More NewsJP Morgan Agrees US$1.7bn Penalty to Resolve Madoff Case

JP Morgan Agrees US$1.7bn Penalty to Resolve Madoff Case

JP Morgan Chase has agreed to pay US$1.7bn penalty to prevent a potential criminal prosecution, after US Federal prosecutors in Manhattan decided that the bank had suspicions about financier Bernard Madoff long before his Ponzi scheme was uncovered, but failed to pass these on to the authorities or to take an action.

According to the office of Preet Bharara, US attorney for the southern district of New York, the penalty represents “the largest-ever bank forfeiture” and follows earlier fines imposed on the largest US bank. The combined amount of penalties in the Madoff case is likely to reach at least US$2bn, with JPMorgan paying further amounts to banking regulators.

The prosecutors in Manhattan decided that JPMorgan was culpable of two felony violations of the Bank Secrecy Act, a 1970 law which requires banks to alert authorities to suspicious activity. Madoff himself predicted the penalty in a 2011 interview with the
Financial Times
, when he told the paper: “JPMorgan doesn’t have a chance in hell of not coming up with a big settlement.”

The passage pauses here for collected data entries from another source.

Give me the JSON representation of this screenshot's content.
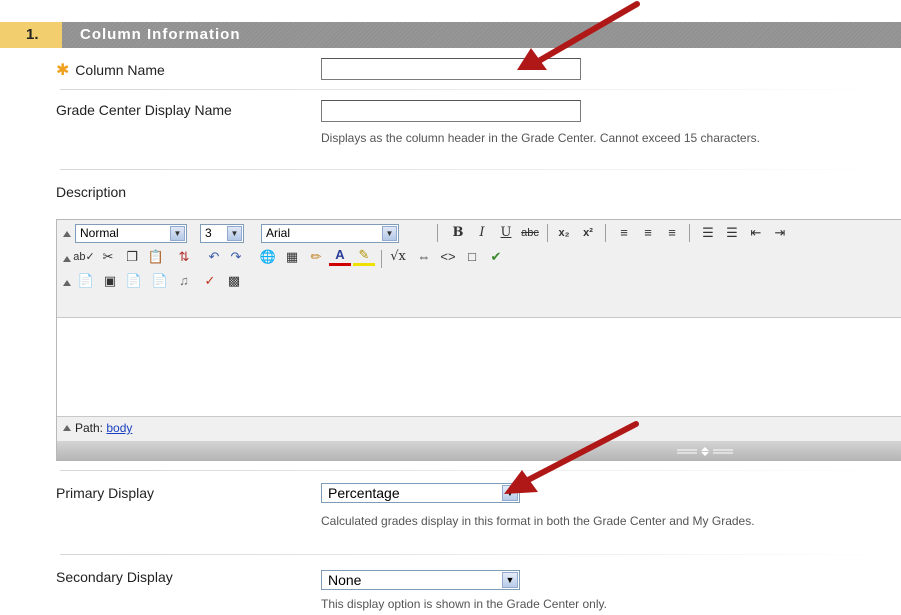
{
  "section": {
    "number": "1.",
    "title": "Column Information"
  },
  "fields": {
    "column_name": {
      "label": "Column Name",
      "value": ""
    },
    "display_name": {
      "label": "Grade Center Display Name",
      "value": "",
      "help": "Displays as the column header in the Grade Center. Cannot exceed 15 characters."
    },
    "description": {
      "label": "Description"
    }
  },
  "editor": {
    "format_select": "Normal",
    "size_select": "3",
    "font_select": "Arial",
    "path_label": "Path:",
    "path_link": "body",
    "toolbar_row1": [
      "bold-icon",
      "italic-icon",
      "underline-icon",
      "strikethrough-icon",
      "subscript-icon",
      "superscript-icon",
      "align-left-icon",
      "align-center-icon",
      "align-right-icon",
      "ordered-list-icon",
      "unordered-list-icon",
      "outdent-icon",
      "indent-icon"
    ],
    "toolbar_row2": [
      "spellcheck-icon",
      "cut-icon",
      "copy-icon",
      "paste-icon",
      "unlink-icon",
      "undo-icon",
      "redo-icon",
      "link-icon",
      "table-icon",
      "pencil-icon",
      "text-color-icon",
      "highlight-icon",
      "equation-icon",
      "source-icon",
      "html-icon",
      "preview-icon",
      "check-icon"
    ],
    "toolbar_row3": [
      "paste-word-icon",
      "image-icon",
      "attach-file-icon",
      "mashup-icon",
      "media-icon",
      "flash-icon",
      "template-icon"
    ]
  },
  "primary_display": {
    "label": "Primary Display",
    "value": "Percentage",
    "help": "Calculated grades display in this format in both the Grade Center and My Grades."
  },
  "secondary_display": {
    "label": "Secondary Display",
    "value": "None",
    "help": "This display option is shown in the Grade Center only."
  },
  "colors": {
    "header_gold": "#f2ce6e",
    "header_gray": "#939393",
    "arrow_red": "#b01818",
    "required_star": "#f0a020"
  }
}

A so-called deferred-prosecution agreement, reached between the bank and Bharara’s office, essentially suspends for two years an indictment provided that JPMorgan admits its actions and overhauls its controls against money laundering. Deferred-prosecution agreements, while not as forceful as leveling an indictment or demanding a guilty plea, have been rarely used against a major US bank and are usually employed only in cases of extreme misconduct.

As Madoff’s primary bank for more than two decades, JP Morgan had a unique viewpoint of the financier’s operations. In a document outlining the bank’s inaction, prosecutors argued that the Madoff Ponzi scheme was conducted almost exclusively through various accounts held at JPMorgan.

Among their findings were two occasions, in 1998 and 2007 respectively, when JPMorgan’s asset management arm opted not to invest in Madoff funds after one manager suggested that the returns were “possibly too good to be true” and citing Madoff’s refusal to meet them to discuss his strategy. However, his suspicions were not passed on to the bank’s anti-money laundering team.

In 1996 another bank had closed Madoff’s account after investigating a series of round-trip transactions with one of JPMorgan’s largest private clients, identified in previous court filings as Norman Levy, and determining it had no legitimate business purpose. JPMorgan allowed the transactions, which mushroomed to US$6.8bn, to continue and only filed a suspicious activity report in 2008 after Madoff’s arrest.

In October 2008 a JPMorgan analyst based in London wrote an internal email highlighting Madoff’s ‘odd choice’ of a small accounting firm and commented “there are various elements in the story that could make us nervous”. The bank filed a suspicious activity report that month to the UK’s Serious Organised Crime Agency (SOCA) month but did not take the same action in the US.

Prosecutors said the lapses stemmed from JPMorgan ‘willfully’ failing to create sufficient anti-money laundering (AML) controls. “There was no meaningful effort by the bank to examine or investigate the Madoff Securities banking relationship,” they commented.

Bank spokesman Joseph Evangelisti, responding to the penalty, admitted that JP Morgan “could have done a better job pulling together various pieces of information and concerns about Madoff from different parts of the bank over time,” but stressed “we do not believe that any JPMorgan Chase employee knowingly assisted Madoff’s Ponzi scheme.

“Madoff’s scheme was an unprecedented and widespread fraud that deceived thousands, including us, and caused many people to suffer substantial losses,” he added.